On the other hand, it also wasn’t the kind of boring stuff that fills many newspapers.
With the Register’s new weekly newspapers, we’re trying to serve our readers’ needs. When you understand the narrative of a real reader’s life, you begin to realize that a whole lot of our industry’s woes have a whole lot less to do with the Internet and a whole lot more to do with newsrooms being just a bit disconnected with what people really want and need.
We run more public record information – business licenses, real estate transactions, arrest reports – in these weekly newspapers than any other print product I’ve ever seen. But we definitely aren’t trying to be the paper of record. We’re trying to be the paper of interesting.
As a good friend of mine once told me, so many papers fill their pages with things that they feel should be there – things that are CYA stories, things that are perceived as important by most newsroom folks, but maybe aren’t really all that interesting to most readers – rather than with things people might actually want to read. We don’t really have that problem with our weeklies.
It’s a given that we’re going to cover the news. But who is going to tell you where to get great cupcakes for your kid’s birthday party or what the best janitor in Orange County says is the most effective way to clean windows, or which local restaurants have those cool new Coke machines? We are. And we’re going to do it in way that makes you smile. Maybe even laugh.
People should smile when they read the newspaper. They’ve gotten too accustomed to shaking their head in disgust when they open our pages. I’m not saying that we have to publish lots of fluff, but we shouldn’t be afraid of being pleasant.

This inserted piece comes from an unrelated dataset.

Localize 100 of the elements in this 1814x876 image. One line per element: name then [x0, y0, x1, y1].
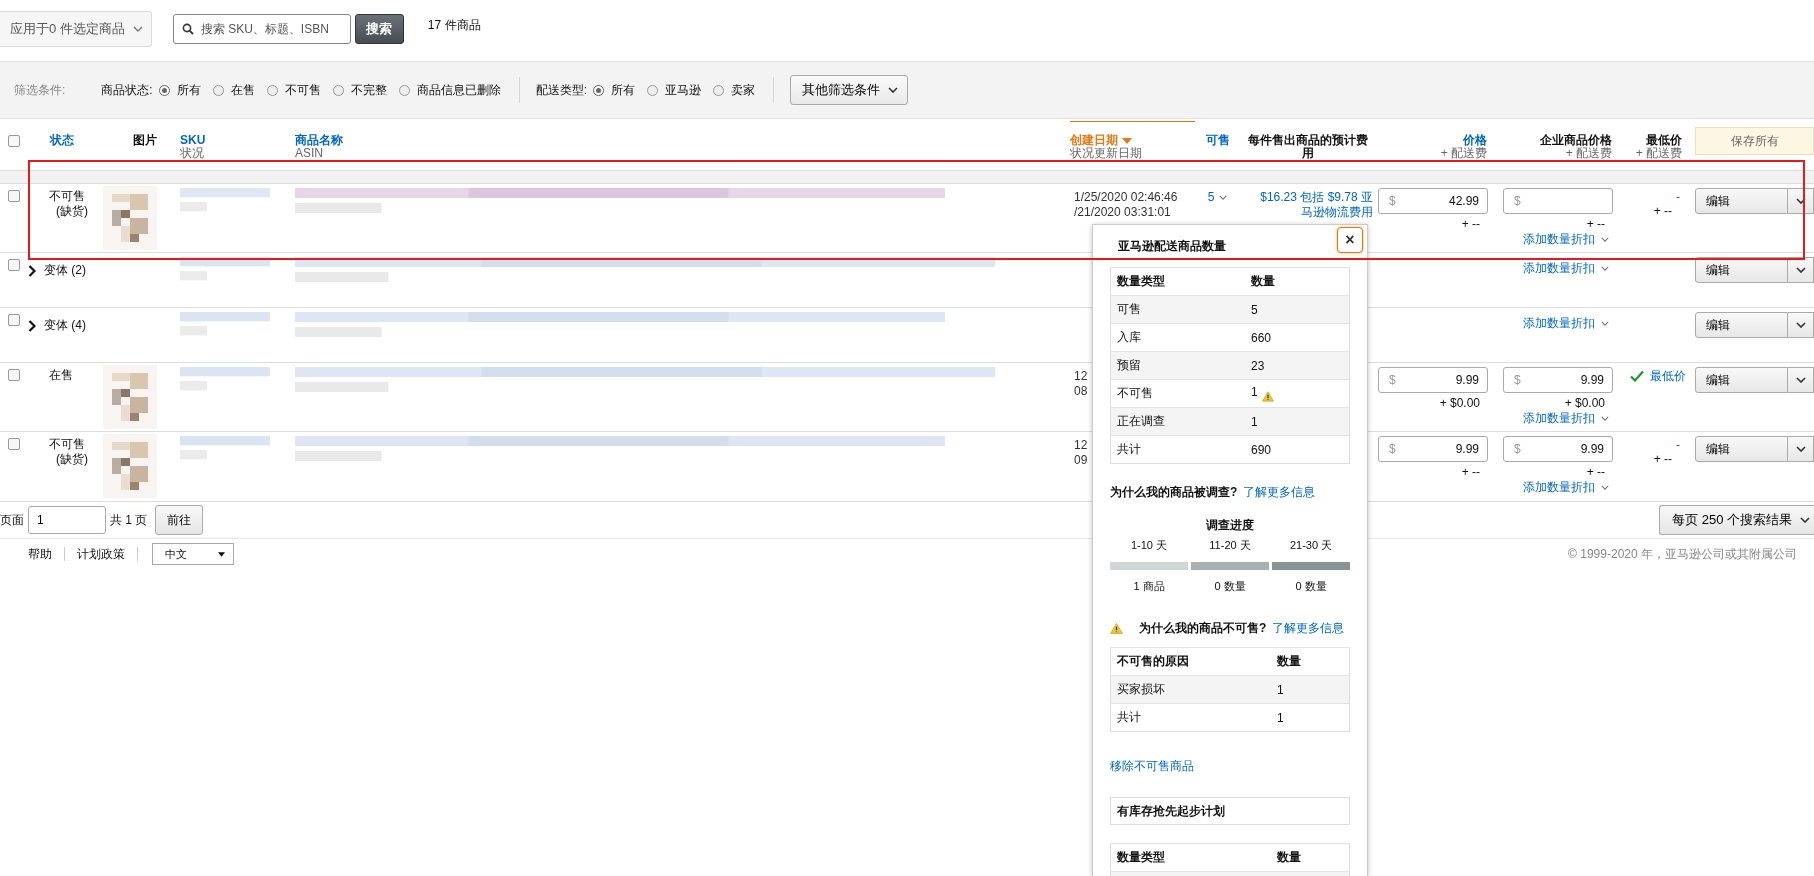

Our readers have been telling us for years that they want more good news in our papers, that they get burned out on the constant doom and gloom. Yet most newspapers have ignored that request. Why? Are we afraid we won’t be taken seriously by the industry if we tell the good news stories? We’re not afraid to tell the good news stories – our weeklies are full of them. And our readers tell us they love them.
From 1940 to 2010, combined US newspaper circulation was essentially flat while US household growth exploded. The Internet destroyed our business model, but the decline of newspaper readership has less to do with the Internet than it does newsrooms simply not knowing how to serve their readers. We aren’t going to make that mistake here.